Interpretive Summary: Starch in plants is synthesized within specialized organelles called amyloplasts. The two macromolecules that comprise starch, namely amylose and amylopectin, are chemically similar, but differ in the degree of branching of the core building units. It is this difference that causes very-low-amylose (i.e., waxy) starch to have unique cooking and processing characteristics compared to normal starch. Potential uses of waxy or low-amylose (partial waxy) starches, particularly those derived from wheat, include the production of Asian noodles, paper, and adhesives. To eventually identify waxy and partial waxy wheats in the market stream, a rapid and reliable test will be needed. The current study has examined the feasibility of near-infrared (NIR) spectroscopy as a basis for classifying wheat into normal vs. partial waxy vs. waxy categories. NIR spectroscopy is already used extensively in the grain industry for quantitative and qualitative assessment of quality; therefore, adaptation of this technique to starch categorization would likely be accepted by the industry. On a limited number (ca. 200) of breeders samples, we have determined that NIR is highly accurate (nearly 100%) for the identification of waxy wheats. The accuracy level drops when distinguishing partial waxy wheats, though at 80%, it is still probably useful in trade and breeding programs. This report summarizes the findings of year one of a two-year study. The second year will be devoted to model verification and identifying the spectral basis of the NIR classification models. Traders and millers are the intended beneficiaries of the development of an NIR method for waxy and partial waxy wheat identification.

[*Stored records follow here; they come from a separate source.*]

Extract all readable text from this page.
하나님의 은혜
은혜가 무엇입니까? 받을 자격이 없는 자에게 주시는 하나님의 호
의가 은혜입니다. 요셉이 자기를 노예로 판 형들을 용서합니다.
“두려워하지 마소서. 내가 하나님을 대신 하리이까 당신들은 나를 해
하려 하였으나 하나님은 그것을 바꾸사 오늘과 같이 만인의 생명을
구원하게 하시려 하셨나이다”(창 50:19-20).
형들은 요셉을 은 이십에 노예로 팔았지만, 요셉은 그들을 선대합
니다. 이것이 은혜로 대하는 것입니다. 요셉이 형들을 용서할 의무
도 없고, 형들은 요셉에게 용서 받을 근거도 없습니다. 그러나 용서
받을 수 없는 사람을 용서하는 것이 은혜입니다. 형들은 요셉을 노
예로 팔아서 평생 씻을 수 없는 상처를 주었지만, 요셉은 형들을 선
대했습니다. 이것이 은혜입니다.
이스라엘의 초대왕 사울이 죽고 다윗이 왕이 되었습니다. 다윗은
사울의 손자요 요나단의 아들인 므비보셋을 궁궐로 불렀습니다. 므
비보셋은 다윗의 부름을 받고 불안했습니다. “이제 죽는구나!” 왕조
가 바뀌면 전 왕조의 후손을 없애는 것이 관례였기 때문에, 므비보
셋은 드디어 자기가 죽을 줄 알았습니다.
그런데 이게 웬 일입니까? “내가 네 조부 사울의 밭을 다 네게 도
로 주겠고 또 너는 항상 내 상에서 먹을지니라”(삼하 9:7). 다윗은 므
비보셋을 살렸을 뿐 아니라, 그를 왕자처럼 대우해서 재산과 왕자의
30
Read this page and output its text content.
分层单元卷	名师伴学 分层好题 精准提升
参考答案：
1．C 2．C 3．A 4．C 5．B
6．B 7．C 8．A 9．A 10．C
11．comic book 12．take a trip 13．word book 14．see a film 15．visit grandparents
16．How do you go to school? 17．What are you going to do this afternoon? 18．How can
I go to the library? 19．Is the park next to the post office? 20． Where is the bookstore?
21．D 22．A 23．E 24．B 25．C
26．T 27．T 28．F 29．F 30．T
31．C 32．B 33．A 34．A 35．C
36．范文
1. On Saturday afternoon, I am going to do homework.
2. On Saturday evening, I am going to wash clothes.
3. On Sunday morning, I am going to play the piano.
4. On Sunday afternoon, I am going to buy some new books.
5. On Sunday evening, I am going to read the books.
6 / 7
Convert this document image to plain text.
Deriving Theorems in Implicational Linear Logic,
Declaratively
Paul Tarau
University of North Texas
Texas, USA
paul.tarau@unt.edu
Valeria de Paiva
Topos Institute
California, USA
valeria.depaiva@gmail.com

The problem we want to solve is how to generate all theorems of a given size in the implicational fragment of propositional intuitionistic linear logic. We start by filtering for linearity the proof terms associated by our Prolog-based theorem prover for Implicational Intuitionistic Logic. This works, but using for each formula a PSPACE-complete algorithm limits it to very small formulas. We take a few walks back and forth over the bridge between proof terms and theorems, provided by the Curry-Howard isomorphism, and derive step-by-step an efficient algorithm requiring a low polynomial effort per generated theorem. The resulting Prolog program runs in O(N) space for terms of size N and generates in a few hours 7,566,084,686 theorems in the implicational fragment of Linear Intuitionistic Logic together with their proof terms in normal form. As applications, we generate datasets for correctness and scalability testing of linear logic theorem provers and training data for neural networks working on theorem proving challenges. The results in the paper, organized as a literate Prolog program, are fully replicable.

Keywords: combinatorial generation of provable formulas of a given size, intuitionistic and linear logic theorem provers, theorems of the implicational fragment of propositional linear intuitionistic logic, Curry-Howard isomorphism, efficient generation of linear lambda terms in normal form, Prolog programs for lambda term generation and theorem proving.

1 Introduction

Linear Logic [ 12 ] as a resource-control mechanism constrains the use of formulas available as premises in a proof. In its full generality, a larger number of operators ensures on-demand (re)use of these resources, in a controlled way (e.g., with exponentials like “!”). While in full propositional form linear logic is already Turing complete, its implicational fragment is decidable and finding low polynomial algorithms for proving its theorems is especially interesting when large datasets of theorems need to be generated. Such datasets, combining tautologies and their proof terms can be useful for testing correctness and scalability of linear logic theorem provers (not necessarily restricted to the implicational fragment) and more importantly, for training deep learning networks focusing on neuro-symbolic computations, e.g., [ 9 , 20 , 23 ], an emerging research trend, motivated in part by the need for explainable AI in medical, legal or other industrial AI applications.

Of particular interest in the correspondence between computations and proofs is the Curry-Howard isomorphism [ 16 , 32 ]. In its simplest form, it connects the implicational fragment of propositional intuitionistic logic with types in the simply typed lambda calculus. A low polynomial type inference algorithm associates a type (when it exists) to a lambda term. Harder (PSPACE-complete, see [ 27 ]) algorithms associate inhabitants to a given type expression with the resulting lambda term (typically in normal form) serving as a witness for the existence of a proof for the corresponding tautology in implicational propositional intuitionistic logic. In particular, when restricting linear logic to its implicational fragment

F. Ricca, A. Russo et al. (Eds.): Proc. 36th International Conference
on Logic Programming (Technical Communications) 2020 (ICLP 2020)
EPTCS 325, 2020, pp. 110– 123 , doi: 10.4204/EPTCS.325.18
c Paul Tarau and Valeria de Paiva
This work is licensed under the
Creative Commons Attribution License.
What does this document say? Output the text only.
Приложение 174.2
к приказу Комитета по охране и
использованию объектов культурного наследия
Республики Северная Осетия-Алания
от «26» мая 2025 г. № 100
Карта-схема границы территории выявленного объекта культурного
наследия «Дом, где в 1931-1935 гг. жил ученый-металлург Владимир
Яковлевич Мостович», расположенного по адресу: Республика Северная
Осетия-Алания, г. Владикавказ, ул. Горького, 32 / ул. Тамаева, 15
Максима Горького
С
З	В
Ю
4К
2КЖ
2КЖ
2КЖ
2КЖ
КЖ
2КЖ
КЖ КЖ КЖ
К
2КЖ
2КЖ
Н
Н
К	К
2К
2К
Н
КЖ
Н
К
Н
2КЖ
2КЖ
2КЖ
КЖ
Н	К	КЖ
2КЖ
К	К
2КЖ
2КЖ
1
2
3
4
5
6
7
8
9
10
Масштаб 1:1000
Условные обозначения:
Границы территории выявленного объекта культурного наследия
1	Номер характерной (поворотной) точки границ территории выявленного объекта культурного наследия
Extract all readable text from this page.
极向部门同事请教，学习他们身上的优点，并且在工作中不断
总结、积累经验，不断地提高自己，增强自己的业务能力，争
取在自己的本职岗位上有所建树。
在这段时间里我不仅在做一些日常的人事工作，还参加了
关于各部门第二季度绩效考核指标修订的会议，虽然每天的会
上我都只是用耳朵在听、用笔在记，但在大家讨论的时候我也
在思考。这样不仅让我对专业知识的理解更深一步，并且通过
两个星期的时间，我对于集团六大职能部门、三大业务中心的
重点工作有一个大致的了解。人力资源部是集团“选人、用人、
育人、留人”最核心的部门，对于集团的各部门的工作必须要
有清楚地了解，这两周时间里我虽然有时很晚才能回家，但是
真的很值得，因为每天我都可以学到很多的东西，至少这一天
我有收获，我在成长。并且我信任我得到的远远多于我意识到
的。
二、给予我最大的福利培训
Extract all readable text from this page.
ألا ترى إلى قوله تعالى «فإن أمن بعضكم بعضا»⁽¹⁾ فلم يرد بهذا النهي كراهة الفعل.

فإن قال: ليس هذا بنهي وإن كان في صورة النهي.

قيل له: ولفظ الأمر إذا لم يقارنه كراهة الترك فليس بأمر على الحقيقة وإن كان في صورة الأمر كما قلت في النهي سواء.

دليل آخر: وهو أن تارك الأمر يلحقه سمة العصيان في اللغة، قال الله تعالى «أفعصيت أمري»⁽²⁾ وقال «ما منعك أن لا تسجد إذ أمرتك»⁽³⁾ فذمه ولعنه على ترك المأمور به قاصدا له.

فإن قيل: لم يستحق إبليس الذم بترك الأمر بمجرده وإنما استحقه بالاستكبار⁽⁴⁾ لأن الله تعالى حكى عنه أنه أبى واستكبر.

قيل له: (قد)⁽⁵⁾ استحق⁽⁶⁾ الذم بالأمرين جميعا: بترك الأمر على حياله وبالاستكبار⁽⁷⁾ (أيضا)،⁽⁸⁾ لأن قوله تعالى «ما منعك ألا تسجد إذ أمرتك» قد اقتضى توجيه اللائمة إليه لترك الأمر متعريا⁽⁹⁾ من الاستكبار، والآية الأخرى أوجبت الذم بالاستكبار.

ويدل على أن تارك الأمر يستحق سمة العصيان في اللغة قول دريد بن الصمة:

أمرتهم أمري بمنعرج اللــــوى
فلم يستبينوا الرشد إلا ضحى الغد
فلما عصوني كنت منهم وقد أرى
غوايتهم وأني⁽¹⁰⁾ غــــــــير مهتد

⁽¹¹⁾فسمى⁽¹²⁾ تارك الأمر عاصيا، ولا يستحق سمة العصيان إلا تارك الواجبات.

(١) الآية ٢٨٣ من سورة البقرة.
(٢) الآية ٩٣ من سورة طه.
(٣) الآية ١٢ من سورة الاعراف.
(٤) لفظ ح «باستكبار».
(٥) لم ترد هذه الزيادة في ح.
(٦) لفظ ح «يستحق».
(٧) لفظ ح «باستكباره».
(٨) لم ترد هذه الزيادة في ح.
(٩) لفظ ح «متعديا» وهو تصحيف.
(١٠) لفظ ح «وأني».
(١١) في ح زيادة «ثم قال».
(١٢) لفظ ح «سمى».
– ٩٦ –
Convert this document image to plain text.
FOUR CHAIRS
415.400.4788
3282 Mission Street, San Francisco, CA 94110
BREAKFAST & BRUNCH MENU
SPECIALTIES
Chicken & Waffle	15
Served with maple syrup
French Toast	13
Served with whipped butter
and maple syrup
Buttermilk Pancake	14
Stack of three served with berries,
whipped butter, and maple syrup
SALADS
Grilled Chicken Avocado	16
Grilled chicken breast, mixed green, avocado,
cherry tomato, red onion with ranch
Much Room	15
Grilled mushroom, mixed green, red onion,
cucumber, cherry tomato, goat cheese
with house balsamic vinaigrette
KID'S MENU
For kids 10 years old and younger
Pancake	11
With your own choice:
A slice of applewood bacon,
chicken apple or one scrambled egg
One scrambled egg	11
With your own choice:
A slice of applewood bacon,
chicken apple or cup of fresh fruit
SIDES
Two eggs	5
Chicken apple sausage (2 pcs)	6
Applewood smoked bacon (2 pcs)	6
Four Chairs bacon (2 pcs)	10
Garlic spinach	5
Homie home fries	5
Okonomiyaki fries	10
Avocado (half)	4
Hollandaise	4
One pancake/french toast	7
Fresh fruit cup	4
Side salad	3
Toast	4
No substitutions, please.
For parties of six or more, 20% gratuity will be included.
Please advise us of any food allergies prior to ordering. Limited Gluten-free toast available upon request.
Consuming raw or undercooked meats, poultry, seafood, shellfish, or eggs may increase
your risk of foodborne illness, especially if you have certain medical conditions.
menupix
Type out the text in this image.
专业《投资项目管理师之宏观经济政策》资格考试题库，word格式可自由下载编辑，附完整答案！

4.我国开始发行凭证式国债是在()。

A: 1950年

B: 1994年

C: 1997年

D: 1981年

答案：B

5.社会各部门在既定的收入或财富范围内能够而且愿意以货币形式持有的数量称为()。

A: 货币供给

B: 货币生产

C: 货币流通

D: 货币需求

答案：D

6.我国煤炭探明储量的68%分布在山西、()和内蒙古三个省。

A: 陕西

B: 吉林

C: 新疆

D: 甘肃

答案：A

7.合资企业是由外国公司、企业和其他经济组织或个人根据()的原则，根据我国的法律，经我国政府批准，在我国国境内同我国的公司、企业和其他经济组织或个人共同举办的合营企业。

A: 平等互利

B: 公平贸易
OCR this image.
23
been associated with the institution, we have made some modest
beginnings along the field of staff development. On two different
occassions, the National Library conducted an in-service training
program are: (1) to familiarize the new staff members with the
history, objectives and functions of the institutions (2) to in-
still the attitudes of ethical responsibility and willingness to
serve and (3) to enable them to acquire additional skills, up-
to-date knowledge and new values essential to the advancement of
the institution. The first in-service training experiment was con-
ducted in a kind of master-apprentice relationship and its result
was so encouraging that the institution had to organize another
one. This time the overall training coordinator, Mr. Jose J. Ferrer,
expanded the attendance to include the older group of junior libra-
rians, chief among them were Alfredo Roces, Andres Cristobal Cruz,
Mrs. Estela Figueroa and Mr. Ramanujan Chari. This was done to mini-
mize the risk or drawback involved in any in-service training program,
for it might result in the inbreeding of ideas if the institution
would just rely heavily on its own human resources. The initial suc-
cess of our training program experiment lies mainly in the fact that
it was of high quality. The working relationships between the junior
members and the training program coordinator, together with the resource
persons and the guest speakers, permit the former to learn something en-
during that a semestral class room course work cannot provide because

Technical Abstract: Newly proposed low amylose wheat varieties, currently under development, will have unique processing characteristics, and thus allow millers to blend defined levels of amylose in mixes requiring low-amylose flour. The amount of amylose synthesized during grain fill is dependent on the expression of three structural genes that encode isoforms of granule-bound starch synthase (GBSS). Lines possessing all three waxy loci as fully functional produce the highest proportion of amylose to amylopectin, while those with one or more null alleles produce successively smaller proportions. The present study was undertaken to determine the feasibility of using NIR spectroscopy to classify wheat by the number of active GBSS genes. Nearly 200 lines of 1998-harvest wheat with 0-3 active genes were scanned (1100-2500 nm) in NIR reflectance. Classification algorithms, such as SIMCA (Soft Independent Modeling of Class Analogy) on PCA (Principal Component Analysis) with a Mahalanobis distance (MD) metric, PCA of a one-population space, and PLS (Partial Least Squares) regression (0 = no active genes,..., 3 = all genes active), demonstrated that perfect separation of fully waxy lines was achievable. The SIMCA PCA/MD algorithm was most effective at separating intermediate cases (>80% accuracy). Misclassifications were most often assignments into neighboring gene classes (e.g., 1-gene line assigned to the 2-gene class). Possible reasons for the success of NIR modeling include a spectral sensitivity to amylose vs. amylopectin (likely), a spectrally sensed dependency of particle size distribution on the number of active genes (possibly), and a spectral sensitivity to the concentration of GBSS (least likely).